My hands trembled as I held the crucifix before her. The rites spilled from my lips, but they were hollow, powerless. I wasn't speaking to cast out the demon anymore—I was speaking to convince myself that I was still a man of God.
Maria's body twisted violently, her bones cracking unnaturally. She screamed, a sound that seemed to tear through the walls, through my soul. "You cannot save her. You could never save yourself!"
The room around me began to warp, the walls bleeding, the shadows growing longer. I could feel the weight of my past pressing down on me, suffocating me. The sins I thought I had left behind were alive, clawing at my flesh, my soul.

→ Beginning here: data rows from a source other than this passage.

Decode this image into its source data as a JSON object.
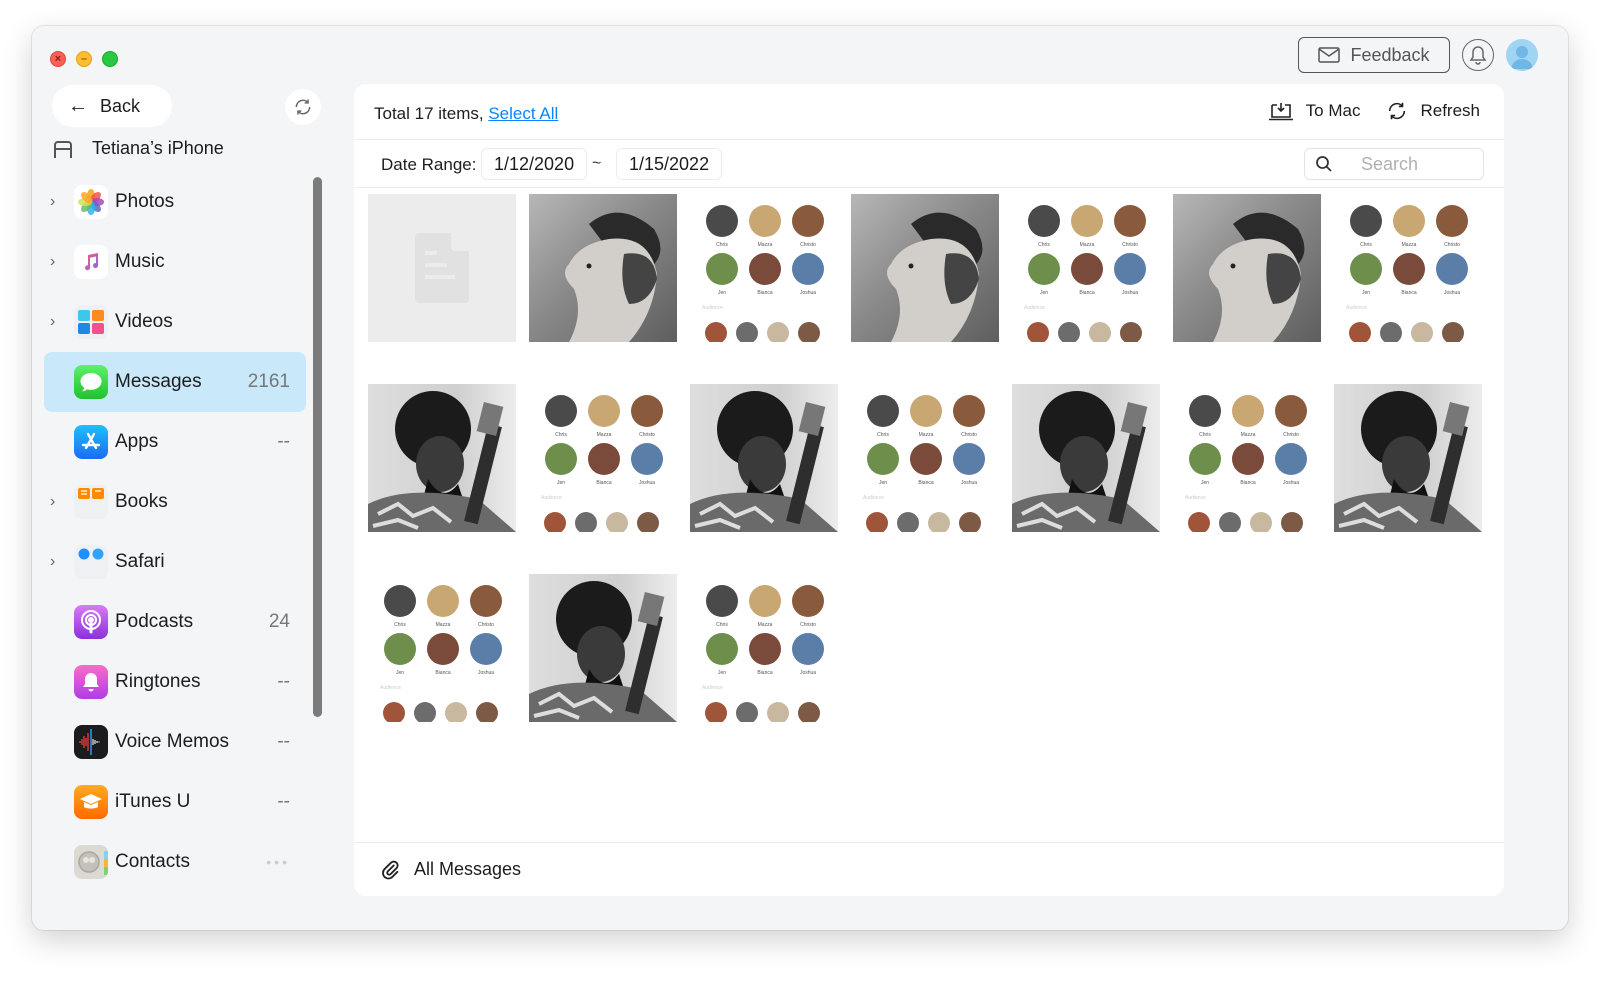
{
  "window": {
    "controls": [
      "close",
      "minimize",
      "zoom"
    ]
  },
  "sidebar": {
    "back_label": "Back",
    "device_name": "Tetiana’s iPhone",
    "items": [
      {
        "label": "Photos",
        "count": "",
        "expandable": true,
        "icon": "photos-icon"
      },
      {
        "label": "Music",
        "count": "",
        "expandable": true,
        "icon": "music-icon"
      },
      {
        "label": "Videos",
        "count": "",
        "expandable": true,
        "icon": "videos-icon"
      },
      {
        "label": "Messages",
        "count": "2161",
        "expandable": false,
        "icon": "messages-icon",
        "active": true
      },
      {
        "label": "Apps",
        "count": "--",
        "expandable": false,
        "icon": "app-store-icon"
      },
      {
        "label": "Books",
        "count": "",
        "expandable": true,
        "icon": "books-icon"
      },
      {
        "label": "Safari",
        "count": "",
        "expandable": true,
        "icon": "safari-icon"
      },
      {
        "label": "Podcasts",
        "count": "24",
        "expandable": false,
        "icon": "podcasts-icon"
      },
      {
        "label": "Ringtones",
        "count": "--",
        "expandable": false,
        "icon": "ringtones-icon"
      },
      {
        "label": "Voice Memos",
        "count": "--",
        "expandable": false,
        "icon": "voice-memos-icon"
      },
      {
        "label": "iTunes U",
        "count": "--",
        "expandable": false,
        "icon": "itunes-u-icon"
      },
      {
        "label": "Contacts",
        "count": "•••",
        "expandable": false,
        "icon": "contacts-icon"
      }
    ]
  },
  "header": {
    "feedback_label": "Feedback"
  },
  "toolbar": {
    "total_text": "Total 17 items,",
    "select_all": "Select All",
    "to_mac": "To Mac",
    "refresh": "Refresh"
  },
  "filter": {
    "date_range_label": "Date Range:",
    "date_from": "1/12/2020",
    "separator": "~",
    "date_to": "1/15/2022",
    "search_placeholder": "Search"
  },
  "grid": {
    "items": [
      {
        "type": "file"
      },
      {
        "type": "cap"
      },
      {
        "type": "contacts"
      },
      {
        "type": "cap"
      },
      {
        "type": "contacts"
      },
      {
        "type": "cap"
      },
      {
        "type": "contacts"
      },
      {
        "type": "guitar"
      },
      {
        "type": "contacts"
      },
      {
        "type": "guitar"
      },
      {
        "type": "contacts"
      },
      {
        "type": "guitar"
      },
      {
        "type": "contacts"
      },
      {
        "type": "guitar"
      },
      {
        "type": "contacts"
      },
      {
        "type": "guitar"
      },
      {
        "type": "contacts"
      }
    ],
    "contact_names": [
      "Chris",
      "Mazza",
      "Christo",
      "Jen",
      "Bianca",
      "Joshua"
    ],
    "section_label": "Audience"
  },
  "footer": {
    "label": "All Messages"
  },
  "colors": {
    "accent": "#0a84ff",
    "active_bg": "#c9e8f9",
    "window_bg": "#f4f5f7"
  }
}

And in that moment, I realized the truth. This wasn't about Maria. This demon hadn't possessed her by chance. It had been waiting for me. It knew. It knew everything.
The prayers died in my throat. My knees buckled, and I collapsed to the floor. I stared up at Maria, no longer my disciple, but a puppet of something far more terrifying than any demon I had faced before.
"You are not here to save her," the voice whispered, cold and mocking. "You are here to face what you are. And you will burn with it."
I don't know how long I sat there, my hands trembling, the weight of my sins bearing down on me. The room was silent now, save for my own ragged breathing. Maria's body lay still, but I knew the demon wasn't gone. It wasn't finished with me.
It never will be.
I can still feel it inside me, lurking in the corners of my mind, waiting for the right moment to resurface. It knows what I've done. And now, so do I.